Home / Platforms / Vision Foundry
Platform in-development image-classification

Vision Foundry

Vision Foundry is a self-service platform for AI-powered image analysis. It is designed to assist researchers working with unlabeled or hard-to-label image datasets, especially in the biomedical domain. It helps researchers extract high-dimensional feature representations from unlabeled image data.

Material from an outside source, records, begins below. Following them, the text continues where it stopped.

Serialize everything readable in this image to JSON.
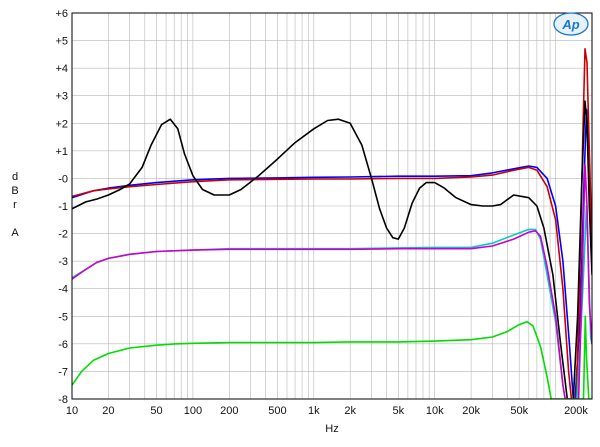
{
  "chart_data": {
    "type": "line",
    "xscale": "log",
    "xlim": [
      10,
      200000
    ],
    "ylim": [
      -8,
      6
    ],
    "grid": true,
    "xlabel": "Hz",
    "ylabel_lines": [
      "d",
      "B",
      "r",
      "",
      "A"
    ],
    "logo_text": "Ap",
    "y_ticks": [
      {
        "v": 6,
        "label": "+6"
      },
      {
        "v": 5,
        "label": "+5"
      },
      {
        "v": 4,
        "label": "+4"
      },
      {
        "v": 3,
        "label": "+3"
      },
      {
        "v": 2,
        "label": "+2"
      },
      {
        "v": 1,
        "label": "+1"
      },
      {
        "v": 0,
        "label": "-0"
      },
      {
        "v": -1,
        "label": "-1"
      },
      {
        "v": -2,
        "label": "-2"
      },
      {
        "v": -3,
        "label": "-3"
      },
      {
        "v": -4,
        "label": "-4"
      },
      {
        "v": -5,
        "label": "-5"
      },
      {
        "v": -6,
        "label": "-6"
      },
      {
        "v": -7,
        "label": "-7"
      },
      {
        "v": -8,
        "label": "-8"
      }
    ],
    "x_ticks": [
      {
        "v": 10,
        "label": "10"
      },
      {
        "v": 20,
        "label": "20"
      },
      {
        "v": 50,
        "label": "50"
      },
      {
        "v": 100,
        "label": "100"
      },
      {
        "v": 200,
        "label": "200"
      },
      {
        "v": 500,
        "label": "500"
      },
      {
        "v": 1000,
        "label": "1k"
      },
      {
        "v": 2000,
        "label": "2k"
      },
      {
        "v": 5000,
        "label": "5k"
      },
      {
        "v": 10000,
        "label": "10k"
      },
      {
        "v": 20000,
        "label": "20k"
      },
      {
        "v": 50000,
        "label": "50k"
      },
      {
        "v": 200000,
        "label": "200k"
      }
    ],
    "series": [
      {
        "color": "#0000ff",
        "points": [
          [
            10,
            -0.7
          ],
          [
            15,
            -0.45
          ],
          [
            20,
            -0.35
          ],
          [
            30,
            -0.25
          ],
          [
            50,
            -0.15
          ],
          [
            100,
            -0.05
          ],
          [
            200,
            0.0
          ],
          [
            500,
            0.02
          ],
          [
            1000,
            0.04
          ],
          [
            2000,
            0.05
          ],
          [
            5000,
            0.08
          ],
          [
            10000,
            0.08
          ],
          [
            20000,
            0.1
          ],
          [
            30000,
            0.2
          ],
          [
            45000,
            0.35
          ],
          [
            60000,
            0.45
          ],
          [
            70000,
            0.4
          ],
          [
            85000,
            0.0
          ],
          [
            100000,
            -1.0
          ],
          [
            115000,
            -3.0
          ],
          [
            130000,
            -6.0
          ],
          [
            140000,
            -8.0
          ],
          [
            145000,
            -8.0
          ],
          [
            160000,
            -5.0
          ],
          [
            172000,
            0.0
          ],
          [
            180000,
            2.5
          ],
          [
            188000,
            1.0
          ],
          [
            195000,
            -1.5
          ],
          [
            200000,
            -2.5
          ]
        ]
      },
      {
        "color": "#cc0000",
        "points": [
          [
            10,
            -0.65
          ],
          [
            15,
            -0.45
          ],
          [
            20,
            -0.38
          ],
          [
            30,
            -0.3
          ],
          [
            50,
            -0.22
          ],
          [
            100,
            -0.12
          ],
          [
            200,
            -0.05
          ],
          [
            500,
            -0.03
          ],
          [
            1000,
            -0.02
          ],
          [
            2000,
            -0.02
          ],
          [
            5000,
            0.0
          ],
          [
            10000,
            0.0
          ],
          [
            20000,
            0.05
          ],
          [
            30000,
            0.12
          ],
          [
            45000,
            0.3
          ],
          [
            60000,
            0.4
          ],
          [
            70000,
            0.3
          ],
          [
            85000,
            -0.3
          ],
          [
            100000,
            -1.5
          ],
          [
            115000,
            -4.0
          ],
          [
            128000,
            -7.0
          ],
          [
            135000,
            -8.0
          ],
          [
            148000,
            -8.0
          ],
          [
            158000,
            -4.0
          ],
          [
            168000,
            1.5
          ],
          [
            175000,
            4.7
          ],
          [
            182000,
            4.2
          ],
          [
            190000,
            1.0
          ],
          [
            200000,
            -2.4
          ]
        ]
      },
      {
        "color": "#000000",
        "points": [
          [
            10,
            -1.1
          ],
          [
            13,
            -0.85
          ],
          [
            16,
            -0.75
          ],
          [
            20,
            -0.6
          ],
          [
            25,
            -0.4
          ],
          [
            30,
            -0.2
          ],
          [
            38,
            0.4
          ],
          [
            45,
            1.2
          ],
          [
            55,
            1.95
          ],
          [
            65,
            2.15
          ],
          [
            75,
            1.8
          ],
          [
            85,
            0.9
          ],
          [
            100,
            0.1
          ],
          [
            120,
            -0.4
          ],
          [
            150,
            -0.6
          ],
          [
            200,
            -0.6
          ],
          [
            250,
            -0.4
          ],
          [
            350,
            0.1
          ],
          [
            500,
            0.7
          ],
          [
            700,
            1.3
          ],
          [
            1000,
            1.8
          ],
          [
            1300,
            2.1
          ],
          [
            1600,
            2.15
          ],
          [
            2000,
            2.0
          ],
          [
            2500,
            1.2
          ],
          [
            3000,
            0.0
          ],
          [
            3500,
            -1.1
          ],
          [
            4000,
            -1.8
          ],
          [
            4500,
            -2.15
          ],
          [
            5000,
            -2.2
          ],
          [
            5600,
            -1.8
          ],
          [
            6500,
            -0.9
          ],
          [
            7500,
            -0.35
          ],
          [
            8500,
            -0.15
          ],
          [
            10000,
            -0.15
          ],
          [
            12000,
            -0.35
          ],
          [
            15000,
            -0.7
          ],
          [
            20000,
            -0.95
          ],
          [
            25000,
            -1.0
          ],
          [
            30000,
            -1.0
          ],
          [
            35000,
            -0.95
          ],
          [
            45000,
            -0.6
          ],
          [
            60000,
            -0.7
          ],
          [
            70000,
            -1.0
          ],
          [
            80000,
            -1.8
          ],
          [
            95000,
            -3.5
          ],
          [
            110000,
            -6.0
          ],
          [
            125000,
            -8.0
          ],
          [
            140000,
            -8.0
          ],
          [
            152000,
            -5.0
          ],
          [
            165000,
            0.0
          ],
          [
            175000,
            2.8
          ],
          [
            182000,
            2.0
          ],
          [
            190000,
            -1.0
          ],
          [
            200000,
            -3.5
          ]
        ]
      },
      {
        "color": "#00cccc",
        "points": [
          [
            10,
            -3.6
          ],
          [
            13,
            -3.3
          ],
          [
            16,
            -3.05
          ],
          [
            20,
            -2.9
          ],
          [
            30,
            -2.75
          ],
          [
            50,
            -2.65
          ],
          [
            100,
            -2.6
          ],
          [
            200,
            -2.55
          ],
          [
            500,
            -2.55
          ],
          [
            1000,
            -2.55
          ],
          [
            2000,
            -2.55
          ],
          [
            5000,
            -2.52
          ],
          [
            10000,
            -2.5
          ],
          [
            20000,
            -2.5
          ],
          [
            30000,
            -2.35
          ],
          [
            45000,
            -2.05
          ],
          [
            60000,
            -1.85
          ],
          [
            68000,
            -1.85
          ],
          [
            75000,
            -2.2
          ],
          [
            85000,
            -3.5
          ],
          [
            100000,
            -5.2
          ],
          [
            115000,
            -7.5
          ],
          [
            120000,
            -8.0
          ],
          [
            150000,
            -8.0
          ],
          [
            162000,
            -5.5
          ],
          [
            172000,
            -3.0
          ],
          [
            180000,
            -1.0
          ],
          [
            188000,
            -3.5
          ],
          [
            195000,
            -5.8
          ],
          [
            200000,
            -6.0
          ]
        ]
      },
      {
        "color": "#cc00cc",
        "points": [
          [
            10,
            -3.65
          ],
          [
            13,
            -3.3
          ],
          [
            16,
            -3.05
          ],
          [
            20,
            -2.9
          ],
          [
            30,
            -2.75
          ],
          [
            50,
            -2.65
          ],
          [
            100,
            -2.6
          ],
          [
            200,
            -2.57
          ],
          [
            500,
            -2.57
          ],
          [
            1000,
            -2.57
          ],
          [
            2000,
            -2.57
          ],
          [
            5000,
            -2.55
          ],
          [
            10000,
            -2.55
          ],
          [
            20000,
            -2.55
          ],
          [
            30000,
            -2.45
          ],
          [
            45000,
            -2.2
          ],
          [
            60000,
            -1.95
          ],
          [
            68000,
            -1.9
          ],
          [
            75000,
            -2.1
          ],
          [
            85000,
            -3.2
          ],
          [
            100000,
            -5.0
          ],
          [
            115000,
            -7.5
          ],
          [
            120000,
            -8.0
          ],
          [
            155000,
            -8.0
          ],
          [
            165000,
            -4.0
          ],
          [
            175000,
            0.5
          ],
          [
            182000,
            -1.0
          ],
          [
            190000,
            -4.5
          ],
          [
            200000,
            -6.0
          ]
        ]
      },
      {
        "color": "#00dd00",
        "points": [
          [
            10,
            -7.5
          ],
          [
            12,
            -7.0
          ],
          [
            15,
            -6.6
          ],
          [
            20,
            -6.35
          ],
          [
            30,
            -6.15
          ],
          [
            50,
            -6.05
          ],
          [
            70,
            -6.0
          ],
          [
            100,
            -5.98
          ],
          [
            200,
            -5.95
          ],
          [
            500,
            -5.95
          ],
          [
            1000,
            -5.95
          ],
          [
            2000,
            -5.93
          ],
          [
            5000,
            -5.93
          ],
          [
            10000,
            -5.9
          ],
          [
            20000,
            -5.85
          ],
          [
            30000,
            -5.75
          ],
          [
            40000,
            -5.55
          ],
          [
            50000,
            -5.3
          ],
          [
            58000,
            -5.2
          ],
          [
            65000,
            -5.35
          ],
          [
            75000,
            -6.1
          ],
          [
            85000,
            -7.2
          ],
          [
            92000,
            -8.0
          ],
          [
            170000,
            -8.0
          ],
          [
            176000,
            -5.0
          ],
          [
            180000,
            -6.5
          ],
          [
            188000,
            -8.0
          ],
          [
            200000,
            -8.0
          ]
        ]
      }
    ]
  }
}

At the core of Vision Foundry is DinoMX, a modular PyTorch-based training framework that facilitates self-supervised representation learning using Vision Transformers (ViTs). The pipeline builds upon the DINO and DINOv2 frameworks (self-distillation with no labels) introduced by Meta in 2023.

Key Capabilities

  • LoRA Fine-Tuning (via PEFT): Parameter-efficient adaptation without retraining the full backbone
  • Knowledge Distillation: Transfer representations from large teacher to smaller student model
  • ClearML Integration: Experiment tracking, logging, and artifact storage
  • Model Standardization: Hugging Face compatible checkpoints
  • Multi-modal development: Integration of vision encoders with LLMs for clinical AI

The initial use case focused on neuropathology. As part of the Federated Brain Digital Slide Archive project, NP-TEST-0 was developed — a Vision Transformer pretrained using DinoMX on real-world neuropathology data. It supports transfer learning, tissue segmentation, patch-level classification, and similarity search.